Something modern and responsive. Something that felt like the tools I used outside of work, not enterprise software that was born before me.

That was the vision. Now I had to build it.

The Backend

As if the tech debt wasn’t enough, I made another reckless decision: Rust over Node.js.

I was already getting accustomed to Rust by this point. But the compiler doesn’t care how comfortable you feel.

I’d spent years watching developer convenience get prioritised over user experience. Abstractions layered on abstractions. Slow runtimes justified by faster development cycles. Bloat accepted as the cost of shipping quickly.

If I have to fight the compiler so that technicians don’t have to fight the software, that’s a trade I’ll make every time.

From there it was all foundation work. Researching libraries, evaluating crates, building something that wouldn’t buckle under load. Postgres and Diesel for the database. Actix for the web server. Fast by design, not by accident.

There was one big design consideration I couldn’t ignore: multiple technicians editing the same ticket at the same time. Merge conflicts. The classic solution is to lock the record or force a refresh, but I wanted something better. I wanted a live environment where you could see changes in real time, without stepping on each other’s work.

CRDTs over WebSockets ended up being the answer. Conflict-free Replicated Data Types, the same technology that powers collaborative editors like Figma and Notion. I’m standing on the shoulders of giants here: Yjs for the CRDT implementation, yrs for the Rust port, and ProseMirror for a rich text editor that actually works. Now hundreds of techs can type in the same ticket notes simultaneously if they really insisted, and it just works. For everything else, comments, general ticket data, I used Server-Sent Events to keep things in sync without the overhead.
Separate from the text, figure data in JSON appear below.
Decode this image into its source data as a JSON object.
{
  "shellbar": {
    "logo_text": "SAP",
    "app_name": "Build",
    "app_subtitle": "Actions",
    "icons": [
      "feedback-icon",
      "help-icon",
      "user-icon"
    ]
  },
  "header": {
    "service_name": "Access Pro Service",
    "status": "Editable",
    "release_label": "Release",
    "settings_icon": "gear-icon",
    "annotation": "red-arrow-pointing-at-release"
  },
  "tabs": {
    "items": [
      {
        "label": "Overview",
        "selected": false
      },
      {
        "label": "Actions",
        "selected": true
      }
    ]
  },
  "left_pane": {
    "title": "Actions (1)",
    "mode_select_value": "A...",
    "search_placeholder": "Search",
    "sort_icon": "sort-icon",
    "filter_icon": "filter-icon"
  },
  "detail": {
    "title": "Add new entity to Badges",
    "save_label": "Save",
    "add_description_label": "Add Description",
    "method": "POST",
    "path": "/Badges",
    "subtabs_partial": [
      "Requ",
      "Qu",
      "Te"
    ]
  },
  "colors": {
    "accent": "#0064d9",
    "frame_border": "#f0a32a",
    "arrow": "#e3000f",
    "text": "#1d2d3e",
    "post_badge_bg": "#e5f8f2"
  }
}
I’d sometimes use Nosdesk to track jobs as I went. But I was iterating too fast to rely on it. Rethinking architecture, refactoring constantly, breaking things along the way. My workflow was being held together by a pile of sticky notes.

Moving Forward

Then life happened. Midway through 2025, I was offered a position as an infrastructure engineer. I took it. Development slowed. My evenings shifted to learning the demands of a new role, and Nosdesk sat half-built in a repository on my MacBook.

Quitting was never on the agenda. But I had to balance everything, and for a while the balance tipped away from the helpdesk. Eventually I realised that if I didn’t just keep going with it, it was never going to exist.

The feeling that started this never went away. The conviction that something better should exist. Only now it wasn’t for me. It was for the school. For the team I was leaving behind. For every small IT operation still copying serial numbers between three browser tabs.

I had to keep building.

Making It Happen

It’s now 2026. Nosdesk still isn’t finished, but it’s nearing a production-ready state.

Real-time collaborative editing on tickets. Voice notes with automatic transcription. A knowledge base that turns your ticket resolutions into searchable documentation instead of letting them disappear. Asset management that actually links devices to tickets and users. Microsoft Entra authentication built in from the start. Sub-100ms response times, because I chose the hard path with Rust and it paid off.

I’m moving ahead full force now, trying to get this into the hands of the people who need it. Small IT teams. Schools. Lean operations that have been underserved by enterprise bloat and abandoned open source projects.

The systems are finally going to talk to each other. And the person sitting in front of them is finally going to feel like the software is on their side.

A helpdesk that moves as fast as you. That’s Nosdesk.